Question

A solid has its base in the xy-plane, bounded by the x axis, the y axis and the function y=3-x⁵. If cross sections are taken perpendicular to the x axis are semicircles whose diameters are in the xy-plane, what is the volume of this solid?

Answer 1

Attached is a plot of the base with one of the cross sections (at $x=0.6$).

The area of any one cross section is given by $\dfrac{\pi r^2}2$, where $r$ is the radius of the circular cross section.

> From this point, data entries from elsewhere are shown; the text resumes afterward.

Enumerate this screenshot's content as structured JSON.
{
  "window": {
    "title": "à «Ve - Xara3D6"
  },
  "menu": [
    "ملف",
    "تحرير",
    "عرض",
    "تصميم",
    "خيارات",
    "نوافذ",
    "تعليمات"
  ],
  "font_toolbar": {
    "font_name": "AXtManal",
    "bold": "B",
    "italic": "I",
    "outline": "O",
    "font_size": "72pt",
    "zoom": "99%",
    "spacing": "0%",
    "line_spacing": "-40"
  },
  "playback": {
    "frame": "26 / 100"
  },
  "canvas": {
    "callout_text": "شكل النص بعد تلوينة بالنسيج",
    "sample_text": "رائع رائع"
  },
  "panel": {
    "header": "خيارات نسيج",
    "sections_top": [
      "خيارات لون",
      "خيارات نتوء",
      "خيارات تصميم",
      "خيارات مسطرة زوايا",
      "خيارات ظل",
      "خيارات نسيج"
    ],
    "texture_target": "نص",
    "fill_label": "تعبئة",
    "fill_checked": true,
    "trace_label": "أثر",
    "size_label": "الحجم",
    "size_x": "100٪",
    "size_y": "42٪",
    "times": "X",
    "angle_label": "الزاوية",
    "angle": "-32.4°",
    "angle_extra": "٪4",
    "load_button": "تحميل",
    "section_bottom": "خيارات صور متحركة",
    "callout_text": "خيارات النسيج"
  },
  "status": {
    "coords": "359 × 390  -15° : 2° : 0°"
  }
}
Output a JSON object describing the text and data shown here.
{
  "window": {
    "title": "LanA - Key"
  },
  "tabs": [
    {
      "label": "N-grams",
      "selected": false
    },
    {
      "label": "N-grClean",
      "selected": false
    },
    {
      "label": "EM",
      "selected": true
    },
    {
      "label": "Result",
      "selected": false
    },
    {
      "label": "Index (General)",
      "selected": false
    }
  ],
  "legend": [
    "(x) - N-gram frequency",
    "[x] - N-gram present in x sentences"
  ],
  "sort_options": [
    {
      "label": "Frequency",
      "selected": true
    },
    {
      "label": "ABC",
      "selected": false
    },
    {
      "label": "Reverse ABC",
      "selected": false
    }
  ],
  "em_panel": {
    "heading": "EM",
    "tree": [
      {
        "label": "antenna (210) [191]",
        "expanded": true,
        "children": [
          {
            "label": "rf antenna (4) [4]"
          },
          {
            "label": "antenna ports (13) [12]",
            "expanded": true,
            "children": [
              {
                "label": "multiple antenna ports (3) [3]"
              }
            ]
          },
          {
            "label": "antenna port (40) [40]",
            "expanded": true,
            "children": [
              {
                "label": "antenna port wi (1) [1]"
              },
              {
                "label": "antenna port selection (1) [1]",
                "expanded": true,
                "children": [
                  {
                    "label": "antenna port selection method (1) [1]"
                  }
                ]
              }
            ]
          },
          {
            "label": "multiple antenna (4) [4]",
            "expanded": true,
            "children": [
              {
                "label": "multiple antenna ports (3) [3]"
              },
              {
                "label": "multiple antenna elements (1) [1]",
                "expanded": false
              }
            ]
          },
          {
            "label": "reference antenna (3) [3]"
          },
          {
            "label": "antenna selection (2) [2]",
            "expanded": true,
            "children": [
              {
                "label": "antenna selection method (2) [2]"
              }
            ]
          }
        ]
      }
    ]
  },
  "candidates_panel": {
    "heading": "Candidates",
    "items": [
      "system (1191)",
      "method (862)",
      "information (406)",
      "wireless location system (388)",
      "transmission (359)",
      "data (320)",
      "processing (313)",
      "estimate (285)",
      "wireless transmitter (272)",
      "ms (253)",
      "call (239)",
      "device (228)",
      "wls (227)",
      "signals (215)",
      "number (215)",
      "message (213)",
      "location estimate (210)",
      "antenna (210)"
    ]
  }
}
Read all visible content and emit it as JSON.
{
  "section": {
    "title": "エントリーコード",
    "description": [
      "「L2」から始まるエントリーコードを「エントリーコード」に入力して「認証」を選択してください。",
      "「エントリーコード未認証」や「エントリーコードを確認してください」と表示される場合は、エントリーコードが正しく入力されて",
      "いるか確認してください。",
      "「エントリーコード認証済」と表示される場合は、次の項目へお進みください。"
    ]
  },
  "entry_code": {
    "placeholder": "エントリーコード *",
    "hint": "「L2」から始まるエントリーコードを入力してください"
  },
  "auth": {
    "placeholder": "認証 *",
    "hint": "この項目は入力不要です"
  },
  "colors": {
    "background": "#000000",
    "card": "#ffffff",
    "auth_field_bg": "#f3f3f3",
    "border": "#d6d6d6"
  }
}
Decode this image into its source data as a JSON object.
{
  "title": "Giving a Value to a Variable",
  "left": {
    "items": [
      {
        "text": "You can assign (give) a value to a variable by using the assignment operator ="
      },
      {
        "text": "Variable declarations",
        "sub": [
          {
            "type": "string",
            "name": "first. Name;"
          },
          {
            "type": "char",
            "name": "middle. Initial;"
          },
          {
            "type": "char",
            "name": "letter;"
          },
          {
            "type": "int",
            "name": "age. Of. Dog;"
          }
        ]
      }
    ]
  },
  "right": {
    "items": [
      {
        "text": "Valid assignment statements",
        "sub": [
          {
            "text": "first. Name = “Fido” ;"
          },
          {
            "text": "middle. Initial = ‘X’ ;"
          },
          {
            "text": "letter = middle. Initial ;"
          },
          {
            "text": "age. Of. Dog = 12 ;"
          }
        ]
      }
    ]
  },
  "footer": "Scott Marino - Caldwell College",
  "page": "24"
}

In terms of the sections' diameters $d=2r$, the area would be $\dfrac{\pi\left(\frac d2\right)^2}2=\dfrac{\pi d^2}8$.

Each section's diameter is determined by the vertical distance (in the x-y plane) between the curve $y=3-x^5$ and the x-axis ($y=0$), or simply $d=3-x^5$. So the area of any one cross-section for a given $x$ is $\dfrac{\pi(3-x^5)^2}8$.

The region extends from $x=0$ to $x=3^{1/5}$ (the positive root of $3-x^5$), so the volume of the solid would be

$\displaystyle\int_0^{3^{1/5}}\frac{\pi(3-x^5)^2}8\,\mathrm dx=\frac\pi8\int_0^{3^{1/5}}(3-x^5)^2\,\mathrm dx$

You can compute this by expanding the integrand, then integrating term by term. You should find a volume of $\dfrac{75\times3^{1/5}\pi}{88}\approx3.335$.